My first ever day of school was in August of 2011. I was terrified and sad, and I cried on the sidewalk while I waited for my mom to pick me up in our forest green Toyota minivan. I didn’t let my mom see I was crying, though, for fear she’d pull me back out and sentence me to homeschool forever. I wiped my tears before climbing in the back seat, smiled, and told her all about my wonderful day in my new school. Sometime after, I stole my sister’s concealer from her vanity in case I cried too much as school and needed to hide how red my face got. I often felt the need to hide the fact that I’d been crying, a habit that persists even as an adult. I don’t want people to think I’m manipulating them. That’s a brain worm to dissect another day.
In the fall of my fourth grade year, I finally hit my stride. I made friends! I was well-liked and an excellent student, which is miraculous because my homeschool education felt severely lacking. I remember asking a girl I was friends with, Grace, if she thought a boy in our class liked me.
“Ugh, why would he like you?” she asked, almost indignantly.
That night, my sister held me while I cried into her shoulder snuggled together on our bunk bed. She told me all the ways I was pretty, and special, and smart, and that boys are stupid anyway and next time a girl says that to me I should tell her off and that they’re just jealous of me. It helped. I love my sister.
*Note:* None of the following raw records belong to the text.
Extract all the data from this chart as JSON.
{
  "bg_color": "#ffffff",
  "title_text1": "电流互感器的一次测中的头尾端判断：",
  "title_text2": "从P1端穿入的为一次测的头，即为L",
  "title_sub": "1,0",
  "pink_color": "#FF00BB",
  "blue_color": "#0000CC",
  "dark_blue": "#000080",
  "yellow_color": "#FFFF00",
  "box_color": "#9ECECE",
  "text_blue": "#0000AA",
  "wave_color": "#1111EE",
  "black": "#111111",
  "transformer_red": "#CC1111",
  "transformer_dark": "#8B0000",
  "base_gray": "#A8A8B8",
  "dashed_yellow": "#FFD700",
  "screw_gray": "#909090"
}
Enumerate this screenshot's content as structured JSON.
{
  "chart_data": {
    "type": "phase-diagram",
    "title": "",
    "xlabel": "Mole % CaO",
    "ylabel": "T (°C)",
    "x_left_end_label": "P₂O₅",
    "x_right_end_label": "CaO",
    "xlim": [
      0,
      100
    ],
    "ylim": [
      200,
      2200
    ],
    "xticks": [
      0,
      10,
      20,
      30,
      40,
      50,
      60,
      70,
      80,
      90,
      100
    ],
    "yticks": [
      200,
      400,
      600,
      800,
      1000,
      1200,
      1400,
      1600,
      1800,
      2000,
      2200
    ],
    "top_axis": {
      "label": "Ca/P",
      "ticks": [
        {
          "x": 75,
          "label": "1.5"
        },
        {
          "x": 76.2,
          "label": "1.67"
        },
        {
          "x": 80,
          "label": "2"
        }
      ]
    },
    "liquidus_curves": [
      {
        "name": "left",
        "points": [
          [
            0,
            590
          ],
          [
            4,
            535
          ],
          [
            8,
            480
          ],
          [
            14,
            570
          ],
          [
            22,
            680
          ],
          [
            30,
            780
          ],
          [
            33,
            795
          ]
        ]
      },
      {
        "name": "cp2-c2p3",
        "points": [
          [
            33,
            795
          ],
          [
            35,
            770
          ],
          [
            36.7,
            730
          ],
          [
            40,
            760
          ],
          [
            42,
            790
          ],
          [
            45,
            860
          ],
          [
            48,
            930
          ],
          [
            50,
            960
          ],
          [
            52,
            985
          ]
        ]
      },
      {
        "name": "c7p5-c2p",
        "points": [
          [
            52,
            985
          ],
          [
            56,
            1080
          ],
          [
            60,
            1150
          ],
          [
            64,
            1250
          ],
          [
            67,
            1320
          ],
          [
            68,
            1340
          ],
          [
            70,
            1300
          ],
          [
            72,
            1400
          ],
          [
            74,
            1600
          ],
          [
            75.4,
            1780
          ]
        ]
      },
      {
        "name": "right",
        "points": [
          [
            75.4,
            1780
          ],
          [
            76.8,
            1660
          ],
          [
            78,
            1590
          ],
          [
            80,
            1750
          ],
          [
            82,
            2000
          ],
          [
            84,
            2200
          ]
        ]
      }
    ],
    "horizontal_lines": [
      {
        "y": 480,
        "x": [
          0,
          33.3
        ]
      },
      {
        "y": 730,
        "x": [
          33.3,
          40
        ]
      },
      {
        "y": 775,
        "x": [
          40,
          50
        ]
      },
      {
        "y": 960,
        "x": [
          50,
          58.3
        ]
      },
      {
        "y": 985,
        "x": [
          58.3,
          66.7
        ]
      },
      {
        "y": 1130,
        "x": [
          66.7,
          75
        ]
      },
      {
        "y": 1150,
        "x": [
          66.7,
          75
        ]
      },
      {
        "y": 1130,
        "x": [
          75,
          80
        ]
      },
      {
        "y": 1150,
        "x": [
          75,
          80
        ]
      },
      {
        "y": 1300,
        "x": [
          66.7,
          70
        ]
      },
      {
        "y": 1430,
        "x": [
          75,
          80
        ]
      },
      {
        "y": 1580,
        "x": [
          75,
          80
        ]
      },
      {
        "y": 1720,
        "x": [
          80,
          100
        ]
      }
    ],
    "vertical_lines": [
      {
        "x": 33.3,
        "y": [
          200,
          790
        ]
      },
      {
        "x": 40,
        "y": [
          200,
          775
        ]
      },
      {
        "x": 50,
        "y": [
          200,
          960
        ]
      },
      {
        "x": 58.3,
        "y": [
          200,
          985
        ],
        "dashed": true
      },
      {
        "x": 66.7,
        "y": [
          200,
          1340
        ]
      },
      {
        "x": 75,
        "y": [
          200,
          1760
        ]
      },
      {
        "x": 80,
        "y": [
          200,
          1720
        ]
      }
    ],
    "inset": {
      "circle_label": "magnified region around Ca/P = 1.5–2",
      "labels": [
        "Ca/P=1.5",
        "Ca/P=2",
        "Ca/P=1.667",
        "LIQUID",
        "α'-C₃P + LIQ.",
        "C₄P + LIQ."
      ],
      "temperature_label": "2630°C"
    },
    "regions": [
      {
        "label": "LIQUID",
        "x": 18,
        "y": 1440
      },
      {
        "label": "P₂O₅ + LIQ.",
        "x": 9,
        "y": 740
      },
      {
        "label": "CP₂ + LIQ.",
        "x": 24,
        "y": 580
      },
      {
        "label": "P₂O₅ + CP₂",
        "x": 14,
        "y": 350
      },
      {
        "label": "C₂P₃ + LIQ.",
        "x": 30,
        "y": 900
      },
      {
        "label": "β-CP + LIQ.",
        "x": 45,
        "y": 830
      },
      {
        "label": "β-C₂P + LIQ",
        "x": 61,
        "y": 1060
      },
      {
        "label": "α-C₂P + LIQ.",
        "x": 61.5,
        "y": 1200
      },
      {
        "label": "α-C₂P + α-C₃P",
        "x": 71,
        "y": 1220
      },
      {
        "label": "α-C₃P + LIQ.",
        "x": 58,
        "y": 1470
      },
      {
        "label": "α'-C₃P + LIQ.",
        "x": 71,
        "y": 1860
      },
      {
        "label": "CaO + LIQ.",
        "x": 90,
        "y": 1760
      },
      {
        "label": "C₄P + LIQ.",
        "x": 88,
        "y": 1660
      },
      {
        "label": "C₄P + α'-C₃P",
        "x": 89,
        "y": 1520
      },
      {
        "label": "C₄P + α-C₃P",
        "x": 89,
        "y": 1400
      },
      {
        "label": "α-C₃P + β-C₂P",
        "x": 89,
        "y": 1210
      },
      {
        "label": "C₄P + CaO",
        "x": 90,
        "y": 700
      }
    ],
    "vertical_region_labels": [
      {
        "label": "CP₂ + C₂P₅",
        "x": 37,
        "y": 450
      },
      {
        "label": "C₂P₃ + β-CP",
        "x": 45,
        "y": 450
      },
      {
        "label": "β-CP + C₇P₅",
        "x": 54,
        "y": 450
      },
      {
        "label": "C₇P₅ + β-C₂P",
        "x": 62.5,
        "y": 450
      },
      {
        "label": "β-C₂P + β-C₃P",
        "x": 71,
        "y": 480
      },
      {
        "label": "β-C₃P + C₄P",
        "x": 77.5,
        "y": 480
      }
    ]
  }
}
I discovered my personality little by little. I learned that when the bell rings, that means recess is over, and that snitching to the teacher is socially frowned upon. Once terrified of being perceived at all, ever, I actually branched out and built some confidence within myself. I even learned swear words, and how to use them in a grammatically correct fashion. Our library cards in elementary school were laminated pieces of construction paper with a series of stickers indicating our reading levels (red star=first grade, blue star=second grade, etc.) following a standardized exam. Grace and I both had twelfth grade reading levels in fourth grade, and competed constantly. We may have even scored higher than that, but there was an apparent lack of undergraduate textbooks for Grace and I to peruse in the library of our elementary school. Competing academically was much better for my personal development than stressing about if some dumb little boy in my class thought I was pretty or not.
I did sports, I made art, I felt well liked. If I sat with the boys at the lunch table it was strictly because humor brought us together. We’d have milk chugging contests and say stupid shit and laugh about said stupid shit. We watched the same YouTubers and liked some of the same music.
The price I paid for male friendship at this age was the internalized message that I was ugly, because the young boys in my social circle would constantly make fun of my appearance that I then had to laugh off. The price I paid to play soccer and four square and basketball was the occasional sting to the ego from a male classmate calling me fat or ugly or Mormon or a lesbian or homeschooled. Mostly, they just kept finding new and creative ways of calling me fat. I suppose I had more “boyish” hobbies and tendencies as a kid, which I guess wouldn’t have been a problem if I just had the genitals to match. It sounds so odd when you say it how it is. If I only were born with a dick and balls, I could play four-square with the boys without wanting to sob afterwards.
The ways in which men platonically put women in their place so to speak varies wildly from how women do it. If a woman thinks you’re beneath her, it’s displeasing. If a man thinks you’re beneath him, it reeks. It reeks of contempt and jealousy, if not outright hatred. At the end of the day, I could give a shit what an idiot’s opinion of me is. I am loved, I give love, and I think that is enough.